'El asesino': el rutinario oficio de matar

“No improvises, anticípate”, repite para sus adentros nuestro impecable asesino cada vez que se acerca el epílogo de cada uno de sus macabros encargos, el instante final para sus víctimas. Gracias a una cadena casi constante de monólogos interiores escuchamos como este asesino de guante blanco, tan imperturbable como eficaz, va desgranando su filosofía y metodología de trabajo. Los tiempos de espera para encontrar el momento propicio de acabar con sus víctimas se convierten así en pequeños ensayos sobre el arte de matar. Él lo hace únicamente por dinero, es un sicario profesional contratado para resolver incómodos problemas de la gente poderosa que ha contratado sus talentos. Espera, ejecuta y desaparece como una sombra entre aeropuertos e identidades falsas. Todo cambiará cuando comete un error y los mismos personajes oscuros que le habían asignado la misión deciden acabar con él. A partir de ese momento la película se transforma en la historia de una venganza.
David Fincher ya había incidido en la figura del asesino en cintas como las incontestables y turbias Seven (1995) y Zodiac (2007), o en la serie Mindhunter (2017). Ahora adapta la novela gráfica de Alexis Nolent para firmar una película tan precisa en su fría narrativa como ejemplar en su ausencia de discurso. Estamos ante un ejercicio de estilo que no necesita de más alardes argumentales que la recreación lenta y minuciosa de esa pulsión por ejecutar que se apodera de nuestro protagonista, un Michael Fassbender que expresa perfectamente, con su economía gestual y esa mirada tan vacía como inquietante, la gélida condición humana de alguien ajeno a cualquier sentimiento de culpa o dilema moral ante sus actos.

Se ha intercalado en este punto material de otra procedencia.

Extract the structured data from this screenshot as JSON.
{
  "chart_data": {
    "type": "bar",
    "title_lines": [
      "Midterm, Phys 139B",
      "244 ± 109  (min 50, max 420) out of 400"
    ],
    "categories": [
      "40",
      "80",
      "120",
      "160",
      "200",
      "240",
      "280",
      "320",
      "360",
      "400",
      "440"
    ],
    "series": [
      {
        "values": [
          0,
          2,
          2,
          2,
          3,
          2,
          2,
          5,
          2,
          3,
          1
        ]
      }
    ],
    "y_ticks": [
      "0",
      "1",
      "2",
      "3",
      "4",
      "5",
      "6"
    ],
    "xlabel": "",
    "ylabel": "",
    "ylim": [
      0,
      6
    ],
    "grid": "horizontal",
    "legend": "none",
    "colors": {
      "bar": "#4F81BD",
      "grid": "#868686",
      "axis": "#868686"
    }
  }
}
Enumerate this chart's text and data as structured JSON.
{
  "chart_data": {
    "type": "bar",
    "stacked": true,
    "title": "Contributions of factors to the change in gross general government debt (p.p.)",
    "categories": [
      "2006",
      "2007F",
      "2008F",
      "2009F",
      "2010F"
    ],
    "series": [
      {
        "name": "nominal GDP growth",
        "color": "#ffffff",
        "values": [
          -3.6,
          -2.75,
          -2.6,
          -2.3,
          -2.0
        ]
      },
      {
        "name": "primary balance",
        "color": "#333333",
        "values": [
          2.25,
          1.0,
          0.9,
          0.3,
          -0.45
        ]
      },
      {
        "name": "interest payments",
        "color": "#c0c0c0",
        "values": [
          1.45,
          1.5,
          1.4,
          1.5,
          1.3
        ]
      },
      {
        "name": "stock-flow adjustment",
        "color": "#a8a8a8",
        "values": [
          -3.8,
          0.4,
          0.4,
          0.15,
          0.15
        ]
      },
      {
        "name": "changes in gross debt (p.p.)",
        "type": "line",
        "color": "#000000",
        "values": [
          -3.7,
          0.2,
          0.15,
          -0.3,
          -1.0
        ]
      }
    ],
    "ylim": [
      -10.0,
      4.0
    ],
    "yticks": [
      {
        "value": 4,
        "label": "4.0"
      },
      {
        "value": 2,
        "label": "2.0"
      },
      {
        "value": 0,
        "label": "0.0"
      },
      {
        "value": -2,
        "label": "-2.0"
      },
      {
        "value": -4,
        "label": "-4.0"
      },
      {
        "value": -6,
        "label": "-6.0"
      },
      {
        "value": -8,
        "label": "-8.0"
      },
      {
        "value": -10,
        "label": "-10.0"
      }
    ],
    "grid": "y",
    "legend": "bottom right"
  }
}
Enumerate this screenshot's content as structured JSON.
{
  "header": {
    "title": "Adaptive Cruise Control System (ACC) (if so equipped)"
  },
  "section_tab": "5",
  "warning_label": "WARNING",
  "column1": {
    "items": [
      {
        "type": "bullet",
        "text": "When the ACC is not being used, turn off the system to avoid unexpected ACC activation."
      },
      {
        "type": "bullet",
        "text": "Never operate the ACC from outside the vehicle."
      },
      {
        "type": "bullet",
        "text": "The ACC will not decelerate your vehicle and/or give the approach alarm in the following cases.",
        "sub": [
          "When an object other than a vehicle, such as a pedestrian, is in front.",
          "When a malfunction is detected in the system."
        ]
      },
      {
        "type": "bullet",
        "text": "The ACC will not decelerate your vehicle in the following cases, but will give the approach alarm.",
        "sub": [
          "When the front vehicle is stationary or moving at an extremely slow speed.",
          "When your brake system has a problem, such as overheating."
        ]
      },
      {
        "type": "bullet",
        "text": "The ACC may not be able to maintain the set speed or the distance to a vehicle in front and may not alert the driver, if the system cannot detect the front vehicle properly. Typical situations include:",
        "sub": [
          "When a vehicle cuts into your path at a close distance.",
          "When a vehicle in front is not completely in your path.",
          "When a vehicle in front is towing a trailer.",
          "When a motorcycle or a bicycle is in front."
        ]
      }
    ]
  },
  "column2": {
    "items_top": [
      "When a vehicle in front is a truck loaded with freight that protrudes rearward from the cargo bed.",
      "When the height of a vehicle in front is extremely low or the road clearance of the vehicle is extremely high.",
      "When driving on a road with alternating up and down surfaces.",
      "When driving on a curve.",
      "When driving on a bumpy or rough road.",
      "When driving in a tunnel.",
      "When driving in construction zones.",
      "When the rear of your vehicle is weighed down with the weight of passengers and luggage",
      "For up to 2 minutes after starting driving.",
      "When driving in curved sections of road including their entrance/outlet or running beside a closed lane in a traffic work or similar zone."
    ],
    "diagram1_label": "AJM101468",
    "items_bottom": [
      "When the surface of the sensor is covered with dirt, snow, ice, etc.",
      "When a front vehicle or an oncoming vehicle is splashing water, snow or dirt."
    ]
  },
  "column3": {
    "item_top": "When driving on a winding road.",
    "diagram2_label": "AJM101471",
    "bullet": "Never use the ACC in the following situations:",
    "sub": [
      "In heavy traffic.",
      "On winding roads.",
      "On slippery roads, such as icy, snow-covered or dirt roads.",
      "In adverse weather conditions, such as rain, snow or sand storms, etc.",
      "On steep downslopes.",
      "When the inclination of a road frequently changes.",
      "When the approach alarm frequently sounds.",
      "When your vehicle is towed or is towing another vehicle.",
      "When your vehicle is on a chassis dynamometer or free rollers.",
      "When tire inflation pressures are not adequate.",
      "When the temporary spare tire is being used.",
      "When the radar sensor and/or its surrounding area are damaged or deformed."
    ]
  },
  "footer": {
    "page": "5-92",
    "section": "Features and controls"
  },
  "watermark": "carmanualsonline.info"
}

Son muchas las grandes películas que se han detenido en la cotidianidad de los asesinos a sueldo: El silencio de un hombre (1967) de Melville, Ghost Dog, el camino del samurái (1999) de Jarmusch, Collateral (2004) de Michael Mann… Son filmes formalmente desnudos que suelen recrear los hechos con una asepsia turbadora, silenciosas crónicas que igualan el ejercicio del crimen a las citas de una agenda laboral, que lo convierten en una costumbre tan insustancial como cepillarse los dientes o tomarse un café por las mañanas. Cosas del rutinario oficio de matar.